The promise of generative AI in law is real, but so are the risks. As OpenAI’s recent legal challenges and the ABA’s evolving guidance make clear, lawyers must prioritize privacy, confidentiality, and ethics at every step. By embracing technology with caution, transparency, and respect for client rights, legal professionals can harness AI’s benefits without compromising the foundational trust at the heart of the attorney-client relationship.

MTC

BOLO: LexisNexis Data Breach: What Legal Professionals Need to Know Now—and Why All Lexis Products Deserve Scrutiny!

LAWYERS NEED TO BE BOTH TECH-SAVVY AND Cyber-SavvY!

On December 25, 2024, LexisNexis Risk Solutions (LNRS)—a major data broker and subsidiary of LexisNexis—suffered a significant data breach that exposed the personal information of over 364,000 individuals. This incident, which went undetected until April 2025, highlights urgent concerns for legal professionals who rely on LexisNexis and its related products for research, analytics, and client management.

What Happened in the LexisNexis Breach?

Attackers accessed sensitive data through a third-party software development platform (GitHub), not LexisNexis’s internal systems. The compromised information includes names, contact details, Social Security numbers, driver’s license numbers, and dates of birth. Although LexisNexis asserts that no financial or credit card data was involved and that its main systems remain secure, the breach raises red flags about the security of data handled across all Lexis-branded platforms.

Why Should You Worry About Other Lexis Products?

LexisNexis Risk Solutions is just one division under the LexisNexis and RELX umbrella, which offers a suite of legal, analytics, and data products widely used by law firms, courts, and corporate legal departments. The breach demonstrates that vulnerabilities may not be limited to one product or platform; third-party integrations, development tools, and shared infrastructure can all present risks. If you use LexisNexis for legal research, client intake, or case management, your clients’ confidential data could be at risk—even if the breach did not directly affect your specific product.

Ethical Implications: ABA Model Rules of Professional Conduct

ALL LawyerS NEED TO BE PREPARED TO FighT Data LeakS!

The American Bar Association’s Model Rules of Professional Conduct require lawyers to safeguard client information and maintain competence in technology. Rule 1.6(c) mandates that attorneys “make reasonable efforts to prevent the inadvertent or unauthorized disclosure of, or unauthorized access to, information relating to the representation of a client.” Rule 1.1 further obligates lawyers to keep abreast of changes in law and its practice, including the benefits and risks associated with relevant technology.

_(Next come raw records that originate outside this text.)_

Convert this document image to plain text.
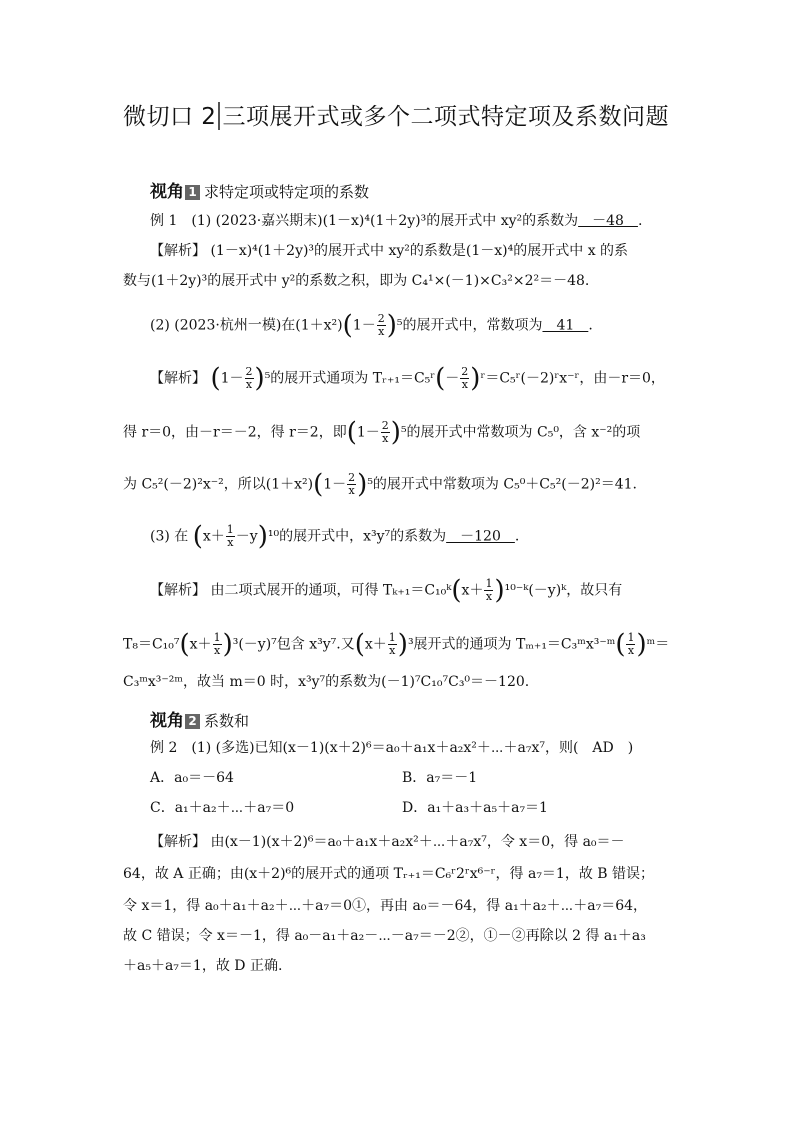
微切口 2 三项展开式或多个二项式特定项及系数问题
视角 1 求特定项或特定项的系数
例 1　(1) (2023·嘉兴期末)(1－x)⁴(1＋2y)³的展开式中 xy²的系数为　－48　.
【解析】 (1－x)⁴(1＋2y)³的展开式中 xy²的系数是(1－x)⁴的展开式中 x 的系
数与(1＋2y)³的展开式中 y²的系数之积，即为 C₄¹×(－1)×C₃²×2²＝－48.
(2) (2023·杭州一模)在$(1+x^2)(1- \frac{2}{x} )^5$的展开式中，常数项为　41　.
【解析】 $(1- \frac{2}{x} )^5$的展开式通项为 Tᵣ₊₁＝C₅ʳ(－ $\frac{2}{x}$ )ʳ＝C₅ʳ(－2)ʳx⁻ʳ，由－r＝0，
得 r＝0，由－r＝－2，得 r＝2，即$(1- \frac{2}{x} )^5$的展开式中常数项为 C₅⁰，含 x⁻²的项
为 C₅²(－2)²x⁻²，所以$(1+x^2)(1- \frac{2}{x} )^5$的展开式中常数项为 C₅⁰＋C₅²(－2)²＝41.
(3) 在 $(x+ \frac{1}{x} -y)^{10}$的展开式中，x³y⁷的系数为　－120　.
【解析】 由二项式展开的通项，可得 Tₖ₊₁＝C₁₀ᵏ(x＋ $\frac{1}{x}$ )¹⁰⁻ᵏ(－y)ᵏ，故只有
$T_8=C_{10}^7(x+ \frac{1}{x} )^3(-y)^7$包含 x³y⁷.又$(x+ \frac{1}{x} )^3$展开式的通项为 Tₘ₊₁＝C₃ᵐx³⁻ᵐ( $\frac{1}{x}$ )ᵐ＝
C₃ᵐx³⁻²ᵐ，故当 m＝0 时，x³y⁷的系数为(－1)⁷C₁₀⁷C₃⁰＝－120.
视角 2 系数和
例 2　(1) (多选)已知(x－1)(x＋2)⁶＝a₀＋a₁x＋a₂x²＋⋯＋a₇x⁷，则(　AD　)
A．a₀＝－64	B．a₇＝－1
C．a₁＋a₂＋⋯＋a₇＝0	D．a₁＋a₃＋a₅＋a₇＝1
【解析】 由(x－1)(x＋2)⁶＝a₀＋a₁x＋a₂x²＋⋯＋a₇x⁷，令 x＝0，得 a₀＝－
64，故 A 正确；由(x＋2)⁶的展开式的通项 Tᵣ₊₁＝C₆ʳ2ʳx⁶⁻ʳ，得 a₇＝1，故 B 错误；
令 x＝1，得 a₀＋a₁＋a₂＋⋯＋a₇＝0①，再由 a₀＝－64，得 a₁＋a₂＋⋯＋a₇＝64，
故 C 错误；令 x＝－1，得 a₀－a₁＋a₂－⋯－a₇＝－2②，①－②再除以 2 得 a₁＋a₃
＋a₅＋a₇＝1，故 D 正确.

In light of the LexisNexis breach, lawyers must:

  • Assess the security of all third-party vendors, including legal research and data analytics providers.

  • Promptly notify clients if their data may have been compromised, as required by ethical and sometimes statutory obligations.

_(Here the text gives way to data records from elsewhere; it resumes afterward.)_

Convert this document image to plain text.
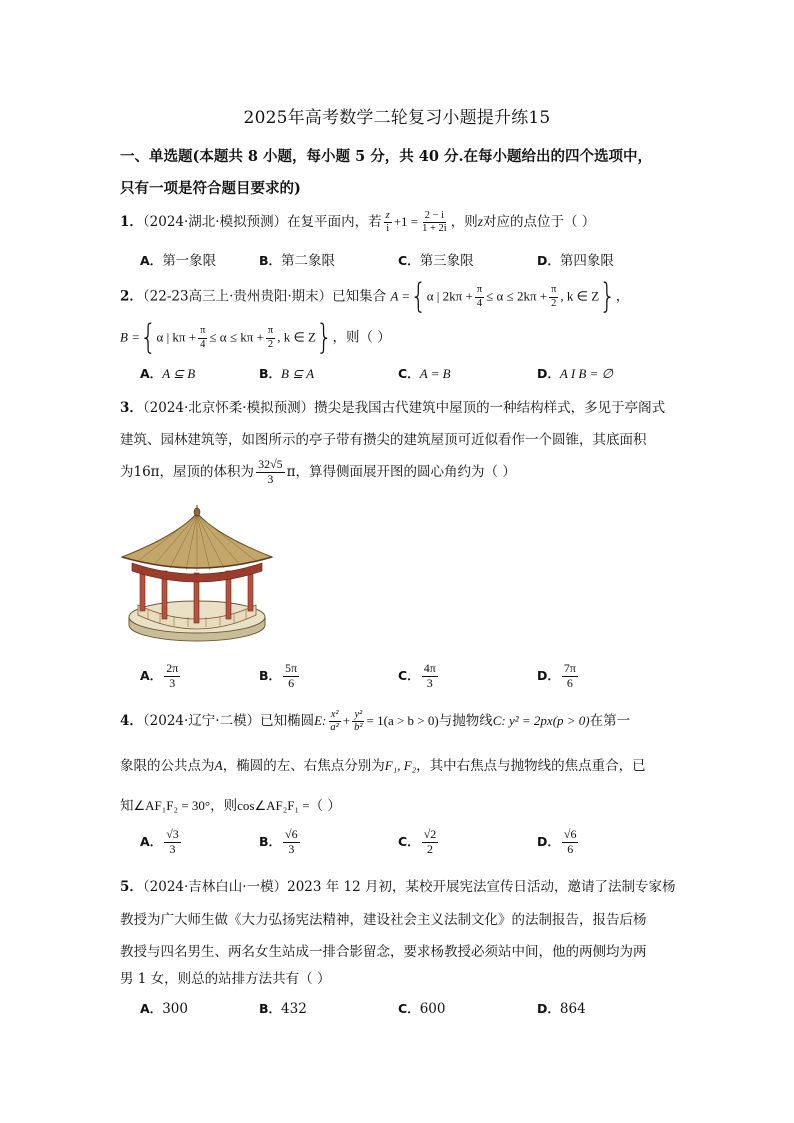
2025年高考数学二轮复习小题提升练15
一、单选题(本题共 8 小题，每小题 5 分，共 40 分.在每小题给出的四个选项中，
只有一项是符合题目要求的)
1．（2024·湖北·模拟预测）在复平面内，若 $\frac{z}{i} +1 = \frac{2 - i}{1 + 2i}$ ，则z对应的点位于（ ）
A．第一象限	B．第二象限	C．第三象限	D．第四象限
2．（22-23高三上·贵州贵阳·期末）已知集合 A ={α | $2k\pi + \frac{\pi}{4} \le \alpha \le 2k\pi + \frac{\pi}{2}$ , k ∈ Z}，
B ={α | $k\pi + \frac{\pi}{4} \le \alpha \le k\pi + \frac{\pi}{2}$ , k ∈ Z}，则（ ）
A．A ⊆ B	B．B ⊆ A	C．A = B	D．A I B = ∅
3．（2024·北京怀柔·模拟预测）攒尖是我国古代建筑中屋顶的一种结构样式，多见于亭阁式
建筑、园林建筑等，如图所示的亭子带有攒尖的建筑屋顶可近似看作一个圆锥，其底面积
为16π，屋顶的体积为 $\frac{32√5}{3}$ π，算得侧面展开图的圆心角约为（ ）
A． $\frac{2\pi}{3}$	B． $\frac{5\pi}{6}$	C． $\frac{4\pi}{3}$	D． $\frac{7\pi}{6}$
4．（2024·辽宁·二模）已知椭圆E: $\frac{\text{x²}}{\text{a²}} + \frac{\text{y²}}{\text{b²}} = 1(a > b > 0)$与抛物线C: y² = 2px(p > 0)在第一
象限的公共点为A，椭圆的左、右焦点分别为F₁, F₂，其中右焦点与抛物线的焦点重合，已
知∠AF₁F₂ = 30°，则cos∠AF₂F₁ =（ ）
A． $\frac{√3}{3}$	B． $\frac{√6}{3}$	C． $\frac{√2}{2}$	D． $\frac{√6}{6}$
5．（2024·吉林白山·一模）2023 年 12 月初，某校开展宪法宣传日活动，邀请了法制专家杨
教授为广大师生做《大力弘扬宪法精神，建设社会主义法制文化》的法制报告，报告后杨
教授与四名男生、两名女生站成一排合影留念，要求杨教授必须站中间，他的两侧均为两
男 1 女，则总的站排方法共有（ ）
A．300	B．432	C．600	D．864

  • Implement additional safeguards, such as multi-factor authentication and regular vendor risk assessments.

  • Stay informed about ongoing investigations and legal actions stemming from the breach.

What Should Legal Professionals Do Next?

  • Review your firm’s use of LexisNexis and related products.

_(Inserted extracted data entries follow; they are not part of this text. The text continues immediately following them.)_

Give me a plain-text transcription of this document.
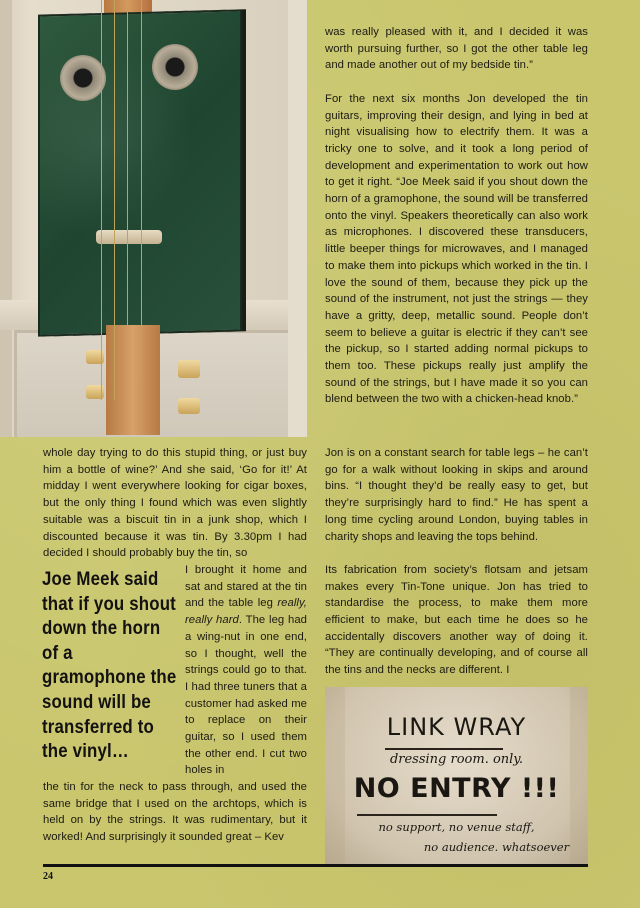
was really pleased with it, and I decided it was worth pursuing further, so I got the other table leg and made another out of my bedside tin.”

For the next six months Jon developed the tin guitars, improving their design, and lying in bed at night visualising how to electrify them. It was a tricky one to solve, and it took a long period of development and experimentation to work out how to get it right. “Joe Meek said if you shout down the horn of a gramophone, the sound will be transferred onto the vinyl. Speakers theoretically can also work as microphones. I discovered these transducers, little beeper things for microwaves, and I managed to make them into pickups which worked in the tin. I love the sound of them, because they pick up the sound of the instrument, not just the strings — they have a gritty, deep, metallic sound. People don’t seem to believe a guitar is electric if they can’t see the pickup, so I started adding normal pickups to them too. These pickups really just amplify the sound of the strings, but I have made it so you can blend between the two with a chicken-head knob.”

whole day trying to do this stupid thing, or just buy him a bottle of wine?’ And she said, ‘Go for it!’ At midday I went everywhere looking for cigar boxes, but the only thing I found which was even slightly suitable was a biscuit tin in a junk shop, which I discounted because it was tin. By 3.30pm I had decided I should probably buy the tin, so

Joe Meek said that if you shout down the horn of a gramophone the sound will be transferred to the vinyl…

I brought it home and sat and stared at the tin and the table leg really, really hard. The leg had a wing-nut in one end, so I thought, well the strings could go to that. I had three tuners that a customer had asked me to replace on their guitar, so I used them the other end. I cut two holes in

the tin for the neck to pass through, and used the same bridge that I used on the archtops, which is held on by the strings. It was rudimentary, but it worked! And surprisingly it sounded great – Kev

Jon is on a constant search for table legs – he can’t go for a walk without looking in skips and around bins. “I thought they’d be really easy to get, but they’re surprisingly hard to find.” He has spent a long time cycling around London, buying tables in charity shops and leaving the tops behind.

Its fabrication from society’s flotsam and jetsam makes every Tin-Tone unique. Jon has tried to standardise the process, to make them more efficient to make, but each time he does so he accidentally discovers another way of doing it. “They are continually developing, and of course all the tins and the necks are different. I

LINK WRAY
dressing room. only.
NO ENTRY !!!
no support, no venue staff,
no audience. whatsoever
24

  • Ask vendors for updated security protocols and breach response plans.

  • Consider offering affected clients identity protection services.

  • Update internal policies to reflect heightened risks associated with third-party platforms.

The Bottom Line

The LexisNexis breach is a wake-up call for the legal profession. Even if your primary Lexis product was not directly affected, the interconnected nature of modern legal technology means your clients’ data could still be at risk. Proactive risk management and ethical vigilance are now more critical than ever.